Big Data is a buzz phrase that is used in various situations and is constantly developing.
To classify Big Data decisively is not so easy. Firstly, it is not just a stand-alone term but rather a combination of many aspects to reveal a whole picture. And secondly, Big Data is a buzz phrase that is used in various situations and is constantly developing. It is time to set things straight.
Buzz phrase? Collective term? Synonym?
All of the above. Fundamentally, Big Data represents large digital data volumes as well as the capturing, analyzing and evaluating of it. Therefore, Big Data is also the collective term for all digital technologies, architectures, methods and processes that are required for these tasks. Or as Hasso Plattner says: “Big Data is a synonym for large data volumes in a wide range of application areas as well as for the associated challenge of being able to process them.”
Large data volumes?
Very large. “By the year 2003, humans had created a total of 5 trillion gigabytes of data. In 2011 the same amount was created within 48 hours. Now, creating the same data volume requires just 7 minutes,” illustrated RBB Radioeins in simple and effective terms. Driven by the internet, social networks, mobile devices and the Internet of Things, the worldwide digital data volumes will grow another tenfold by 2020. In Germany alone the current figure of 230 billion GB will rise to 1.1 trillion GB.
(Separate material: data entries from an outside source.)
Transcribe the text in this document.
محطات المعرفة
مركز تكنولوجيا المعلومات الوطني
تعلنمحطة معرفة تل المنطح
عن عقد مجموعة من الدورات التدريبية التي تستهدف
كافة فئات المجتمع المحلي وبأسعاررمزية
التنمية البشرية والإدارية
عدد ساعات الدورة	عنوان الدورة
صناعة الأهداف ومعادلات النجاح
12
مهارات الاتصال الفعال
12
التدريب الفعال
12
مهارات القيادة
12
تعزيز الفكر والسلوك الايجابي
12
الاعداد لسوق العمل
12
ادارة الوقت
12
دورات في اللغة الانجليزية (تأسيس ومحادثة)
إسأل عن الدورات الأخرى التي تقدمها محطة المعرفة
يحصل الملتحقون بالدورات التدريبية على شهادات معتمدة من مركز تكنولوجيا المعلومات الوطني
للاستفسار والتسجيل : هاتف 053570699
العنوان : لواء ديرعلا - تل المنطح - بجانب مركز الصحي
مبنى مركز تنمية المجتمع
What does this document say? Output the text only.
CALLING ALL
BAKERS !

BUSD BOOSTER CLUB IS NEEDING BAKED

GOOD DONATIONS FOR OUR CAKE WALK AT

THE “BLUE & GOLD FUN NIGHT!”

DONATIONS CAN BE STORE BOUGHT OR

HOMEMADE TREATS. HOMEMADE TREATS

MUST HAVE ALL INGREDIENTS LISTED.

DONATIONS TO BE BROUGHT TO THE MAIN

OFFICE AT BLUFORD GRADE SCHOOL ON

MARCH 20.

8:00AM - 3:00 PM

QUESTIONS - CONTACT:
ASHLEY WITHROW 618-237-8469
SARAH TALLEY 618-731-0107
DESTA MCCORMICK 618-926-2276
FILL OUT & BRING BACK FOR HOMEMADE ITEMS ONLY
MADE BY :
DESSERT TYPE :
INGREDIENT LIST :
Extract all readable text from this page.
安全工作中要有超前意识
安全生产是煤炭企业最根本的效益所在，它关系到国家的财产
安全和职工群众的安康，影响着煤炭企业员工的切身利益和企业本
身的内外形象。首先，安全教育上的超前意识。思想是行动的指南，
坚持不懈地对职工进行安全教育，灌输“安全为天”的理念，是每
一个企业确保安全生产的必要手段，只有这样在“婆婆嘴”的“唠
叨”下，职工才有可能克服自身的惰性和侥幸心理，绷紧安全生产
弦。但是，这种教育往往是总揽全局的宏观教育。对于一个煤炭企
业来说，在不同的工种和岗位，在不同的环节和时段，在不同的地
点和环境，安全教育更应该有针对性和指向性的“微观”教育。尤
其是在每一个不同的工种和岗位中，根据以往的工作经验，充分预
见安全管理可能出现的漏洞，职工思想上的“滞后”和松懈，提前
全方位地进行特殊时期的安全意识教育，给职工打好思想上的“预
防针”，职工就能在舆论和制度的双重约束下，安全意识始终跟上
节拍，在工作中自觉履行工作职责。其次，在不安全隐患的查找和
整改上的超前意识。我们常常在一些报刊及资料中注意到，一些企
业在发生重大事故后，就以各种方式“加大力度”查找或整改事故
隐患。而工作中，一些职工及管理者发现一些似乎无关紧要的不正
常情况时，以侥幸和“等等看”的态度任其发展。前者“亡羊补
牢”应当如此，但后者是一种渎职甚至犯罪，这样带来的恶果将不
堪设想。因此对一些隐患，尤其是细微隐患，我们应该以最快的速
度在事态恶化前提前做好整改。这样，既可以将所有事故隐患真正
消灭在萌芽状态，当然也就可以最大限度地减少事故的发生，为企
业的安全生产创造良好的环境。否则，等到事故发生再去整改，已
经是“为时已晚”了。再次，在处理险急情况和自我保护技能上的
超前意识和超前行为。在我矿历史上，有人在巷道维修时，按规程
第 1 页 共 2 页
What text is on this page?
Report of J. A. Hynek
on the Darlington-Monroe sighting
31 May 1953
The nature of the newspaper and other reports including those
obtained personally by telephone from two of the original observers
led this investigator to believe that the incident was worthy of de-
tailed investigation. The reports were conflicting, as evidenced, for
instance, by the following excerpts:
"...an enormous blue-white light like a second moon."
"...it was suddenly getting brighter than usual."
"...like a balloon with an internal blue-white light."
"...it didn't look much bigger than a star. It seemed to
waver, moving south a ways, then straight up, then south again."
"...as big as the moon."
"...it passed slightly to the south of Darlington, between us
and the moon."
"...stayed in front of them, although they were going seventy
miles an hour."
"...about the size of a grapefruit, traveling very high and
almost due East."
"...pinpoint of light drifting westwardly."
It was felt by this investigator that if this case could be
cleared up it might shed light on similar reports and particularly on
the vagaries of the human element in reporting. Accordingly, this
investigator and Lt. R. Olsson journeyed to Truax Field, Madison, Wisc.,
This is exactly were Big Data comes into play: The huge data volumes are checked for relationships using a such algorithm, and the whole process requires a combination of several disciplines. “It ranges from traditional informatics and data science to interface design. Machine learning, deep learning and artificial intelligence to mathematics, statistics and data interfaces,” explains Florian Dohmann, Senior Data Scientists at The unbelievable Machine Company. “A lot of this is nothing new, but combining them all creates the basis for new opportunities.”
So it is only about data volumes?
Fundamentally, yes. Big Data is firstly defined by data volumes that are “too large, too complex, change too quickly or are structured too weakly to be analyzed with manual and traditional data processing methods,” according to Wikipedia. But to define where Big Data begins – i.e. from which point the targeted use of data becomes a Big Data project – you need to take a close look at the details.